16 março 2023

Enio Lins opina

Em 40 anos, a atrofia do que um dia foi bom humor na política

Por Enio Lins www.eniolins.com.br

 

“Alô mamãe! Eu te amo”, assim Agnaldo Timóteo, ídolo da música popular, no seu primeiro discurso como deputado federal, em fevereiro de 1983, apostou no inusitado e teatralizou, na tribuna da Câmara, um telefonema para sua mãe. 40 anos depois, outra teatralização inusitada mostrou o quanto a política brasileira se degenerou.

Não existiam celulares na época, e o deputado/cantor levou para a tribuna um tijolão de cor amarelada, parte destacável dos então modernos telefone sem fio. O gesto teatral cumpriu seu objetivo e atraiu a atenção da mídia em todo Brasil. No mesmo ano, lançou um LP intitulado “Alô mamãe! Eu te amo”, vinil que ainda hoje circula entre seu fã-clube.

Agnaldo Timóteo era mestre em polêmicas, esgrimava declarações provocativas (para a época) e a lenda diz que não levava desaforo para casa; sua fama de bom de briga corria o Brasil, alertando sobre o risco de nocaute para quem o provocasse como botafoguense doente que era, ou tirasse onda com sua vida sexual. Seria sopapo certo.

Tempos românticos, aqueles. O “Alô, mamãe” gerou um bom debate sobre se seria conveniente ou não, por cênica, a fala do mineiro eleito pelo PDT carioca. Teorizou-se sobre o amor de mãe e sua respectiva utilização na política.

Quatro décadas depois, no Dia Internacional da Mulher, outro mineiro, o deputado mais votado do Brasil em 2022, levou para a tribuna da Câmara Federal uma peruca dourada, colocou-a no quengo e ironizou contra as transsexuais, buscando humilhar e ridicularizar, numa agressão que não foi gratuita, muito menos impensada.

Buscava, em sua pantomima preconceituosa, ampliar sua interação com um público nocivo, discriminador, e que vê na humilhação, intimidação e agressão métodos válidos para combater quem não lhes agrade, quem ouse um estilo de vida que não se enquadre dentro das quatro linhas de suas mentes abusadoras.

Segundo a mídia especializada, nos momentos seguintes à presepada, as adesões às suas redes sociais pularam para mais 48 mil pessoas. Uma simples postagem, dias depois, desse parlamentar ao lado do mito dele (imagem aparentemente colada) gerou, de cara, 190 mil curtidas e 2.572 comentários.

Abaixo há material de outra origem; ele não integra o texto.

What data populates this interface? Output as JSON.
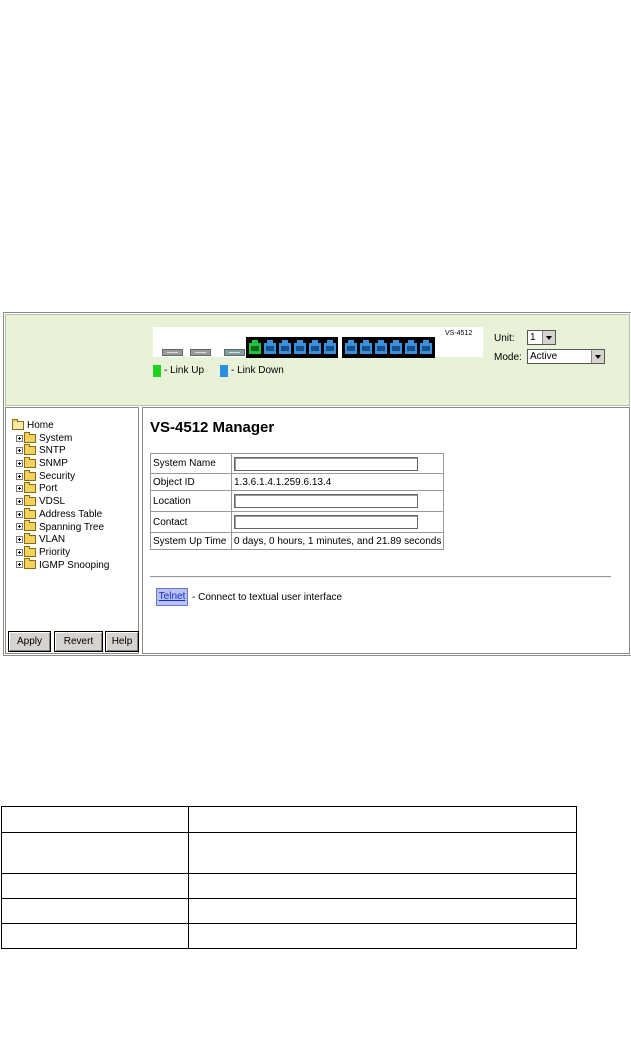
{
  "header": {
    "model_label": "VS-4512",
    "legend": [
      {
        "label": "- Link Up",
        "color": "#1fd21f"
      },
      {
        "label": "- Link Down",
        "color": "#2a8fe0"
      }
    ],
    "unit_label": "Unit:",
    "unit_value": "1",
    "mode_label": "Mode:",
    "mode_value": "Active"
  },
  "ports": {
    "sfp_ports": 3,
    "group1_ports": 6,
    "group2_ports": 6,
    "link_up_port_index": 0
  },
  "nav": {
    "home": "Home",
    "items": [
      "System",
      "SNTP",
      "SNMP",
      "Security",
      "Port",
      "VDSL",
      "Address Table",
      "Spanning Tree",
      "VLAN",
      "Priority",
      "IGMP Snooping"
    ],
    "buttons": {
      "apply": "Apply",
      "revert": "Revert",
      "help": "Help"
    }
  },
  "main": {
    "title": "VS-4512 Manager",
    "rows": [
      {
        "label": "System Name",
        "value": ""
      },
      {
        "label": "Object ID",
        "value": "1.3.6.1.4.1.259.6.13.4"
      },
      {
        "label": "Location",
        "value": ""
      },
      {
        "label": "Contact",
        "value": ""
      },
      {
        "label": "System Up Time",
        "value": "0 days, 0 hours, 1 minutes, and 21.89 seconds"
      }
    ],
    "telnet_label": "Telnet",
    "telnet_desc": "- Connect to textual user interface"
  }
}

Pertinente é o debate sobre a punição adequada para esse ato do deputado bolsonarista, mas essa deixa de ser a questão principal quando se constata que esse indivíduo, e seu gesto preconceituoso e agressivo, representa milhões de brasileiros. Ô trem nojento, sô! Saudade do Agnaldo Timóteo, e de suas provocações que não visavam o mal de ninguém.